The index methodology incorporates a forward-looking assessment of sovereign climate risks using analysis from ESG analytics firm Beyond Ratings with each country assessed by three core climate risk pillars: transition risk, physical risk, and resilience.
Transition risk represents the impact on the country and its economy from the required efforts to meet the Paris Accord 2.0°Celsius target, measured on 15 variables including GDP per capita, the energy intensity of GDP, and carbon intensity of energy production.
Physical risk refers to the climate-related risk to the country and its economy from the physical effects of climate change including sea-level rise, exposure of the economy to potential agricultural damages, and climate-related natural disasters such as extreme weather.
Resilience indicates a country’s preparedness and actions to cope with climate change, measured by the strength of a nation’s institutions and its level of social and economic development.
Countries are scored across each of the pillars and a single combined score is arrived at for each country. Country scores are then used to reweight the country’s exposure in the index to provide higher exposures to countries that are better prepared for climate change risks. Similarly, the methodology lowers exposure to countries that are more threatened by climate change risks.

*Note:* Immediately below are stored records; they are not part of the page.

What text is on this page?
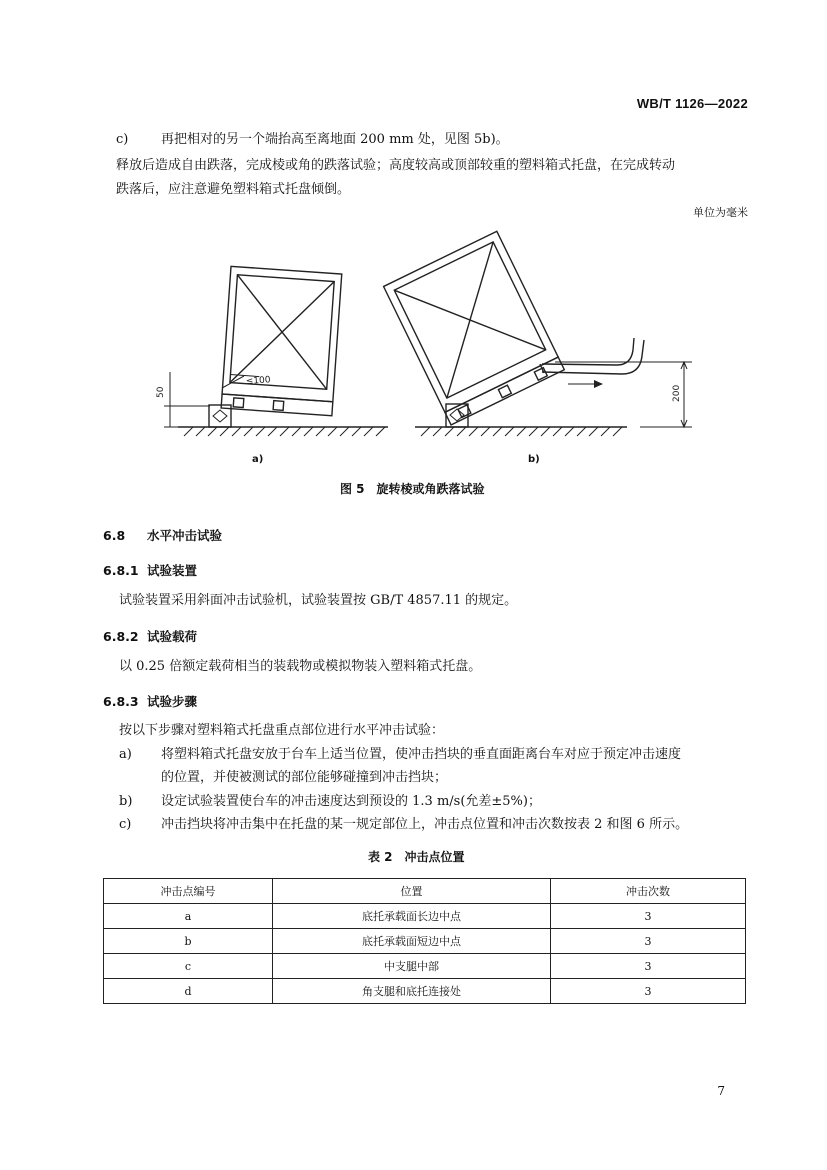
WB/T 1126—2022
c)	再把相对的另一个端抬高至离地面 200 mm 处，见图 5b)。
释放后造成自由跌落，完成棱或角的跌落试验；高度较高或顶部较重的塑料箱式托盘，在完成转动
跌落后，应注意避免塑料箱式托盘倾倒。
单位为毫米
50
≤100
200
a)	b)
图 5　旋转棱或角跌落试验
6.8 水平冲击试验
6.8.1 试验装置
试验装置采用斜面冲击试验机，试验装置按 GB/T 4857.11 的规定。
6.8.2 试验载荷
以 0.25 倍额定载荷相当的装载物或模拟物装入塑料箱式托盘。
6.8.3 试验步骤
按以下步骤对塑料箱式托盘重点部位进行水平冲击试验：
a) 将塑料箱式托盘安放于台车上适当位置，使冲击挡块的垂直面距离台车对应于预定冲击速度
的位置，并使被测试的部位能够碰撞到冲击挡块；
b) 设定试验装置使台车的冲击速度达到预设的 1.3 m/s(允差±5%)；
c) 冲击挡块将冲击集中在托盘的某一规定部位上，冲击点位置和冲击次数按表 2 和图 6 所示。
表 2　冲击点位置
冲击点编号	位置	冲击次数
a	底托承载面长边中点	3
b	底托承载面短边中点	3
c	中支腿中部	3
d	角支腿和底托连接处	3
7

Country climate scores are calculated annually in April with the index also maintaining the standard rebalancing processes of the WGBI.
The countries that have experienced the largest reduction in weight compared to the regular WGBI are the US (-4.3%), The Netherlands (-1.2%), Belgium (-1.0%), Canada (-0.6%), and Australia (-0.5%). Conversely, the countries benefitting from greater exposure are the UK (3.0%), Germany (2.3%), Italy (1.4%), Austria (0.6%), and Spain (0.6%).
The credit rating profile of the climate risk index is broadly similar to the WGBI, though it has a slightly lower yield-to-maturity of 0.47% (vs. 0.52% for the parent index) and a slightly higher duration of 8.98 years (vs. 8.77 years). All index data as of the end of February 2021.
The ETF also comes with an expense ratio of 0.20% and makes distributions on a semi-annual basis.
The fund is the first climate risk-adjusted government bond ETF with a global mandate, although BlackRock and Ossiam offer similar products targeting eurozone government bond issuers. The iShares € Govt Bond Climate UCITS ETF (SECD GY), launched in October 2020, has assets of €80m and comes with an expense ratio of 0.09%, while the Ossiam Euro Government Bonds 3-5Y Carbon Reduction UCITS ETF (OG35 GY), launched in June 2020, houses €230m and costs 0.17%.